Last Friday, London once again muddled through the inconvenience of yet another Tube strike. Another one is planned for the middle of December.
They are just as much a feature of the metropolitan scene as Big Ben. Until more of the trains are automated, Tube staff will retain the capacity to cause disruption.
But this time, they are not alone in their militancy.
Refuse collectors in Coventry, for example, are being balloted about striking over Christmas. A bin strike in Sheffield was called off thanks to a generous last minute pay offer. Last week, Stagecoach workers in South Yorkshire balloted for strike action. Even university lecturers are getting in on the act, with a three day strike planned for later this month.
In the 1970s, nearly 2 million days were lost through strike action almost every year, culminating at almost 5 million in the notorious Winter of Discontent in 1979.
Immediately before Covid struck, the numbers had fallen into the low tens of thousands – figures not previously seen since late Victorian times.

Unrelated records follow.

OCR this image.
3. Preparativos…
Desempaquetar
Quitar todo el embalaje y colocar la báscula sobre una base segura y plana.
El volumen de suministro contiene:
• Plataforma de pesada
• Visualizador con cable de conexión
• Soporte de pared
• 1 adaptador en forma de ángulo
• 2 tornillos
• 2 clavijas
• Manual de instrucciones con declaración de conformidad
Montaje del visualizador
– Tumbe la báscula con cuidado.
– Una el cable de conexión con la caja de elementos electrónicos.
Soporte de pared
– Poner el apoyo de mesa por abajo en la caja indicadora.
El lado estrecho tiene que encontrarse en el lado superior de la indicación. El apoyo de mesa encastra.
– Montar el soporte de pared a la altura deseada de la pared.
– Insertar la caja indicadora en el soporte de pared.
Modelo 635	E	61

This labour militancy is also on display across the Atlantic, documented in an interesting piece in the New Left Review. A five week strike at John Deere, a massive manufacturer of agricultural equipment in the US, has just been settled with a 10 pay cent pay increase plus an immediate bonus of $8,500.
The wave of strikes across the country have stretched from nurses in Buffalo, New York to coal miners in Alabama and hospital workers on the West Coast. Even in the City of Angels, Hollywood technical workers authorised a strike with a 99 per cent vote on a 90 per cent turnout.
This newfound confidence in the labour force should come as no surprise.
The bargaining power of labour has been gradually strengthening during the late 2010s. In the 1970s and early 1980s it was too strong for its own good, not just in the UK but across much of the developed world. The disruptions from strikes, costly though they were, paled into insignificance compared to the squeeze on profitability caused by high pay increases. Lower profits mean lower investment, which in turn means lower economic growth.
A dramatic tightening of monetary policy led to sharp rises in unemployment.
In Britain and America, unemployment by the early 1980s was more than double the rate of the early 1970s. In Germany, it rose to 8 per cent compared to a mere 0.8 per cent ten years previously.
This sharp shock curbed much of the enthusiasm for labour militancy. And then, of course, from the late 1980s onwards the re-integration of both China and India into the world economy massively increased the effective supply of labour.
But, gradually, these effects have faded. All this has important implications for inflation.
There has recently been a sharp upward blip in inflation, to an annual rate of 3.8 per cent in the UK and as much as 6.2 per cent in the US, the highest for over 30 years.
The labour force is in a stronger position than it has been for decades to match inflation with wage increases. These in turn will feed into costs, and into subsequent further price rises.
It is wishful thinking, particularly on the part of the Bank of England, to imagine that the rise in inflation is purely temporary.
Decisive action on interest rates is needed now.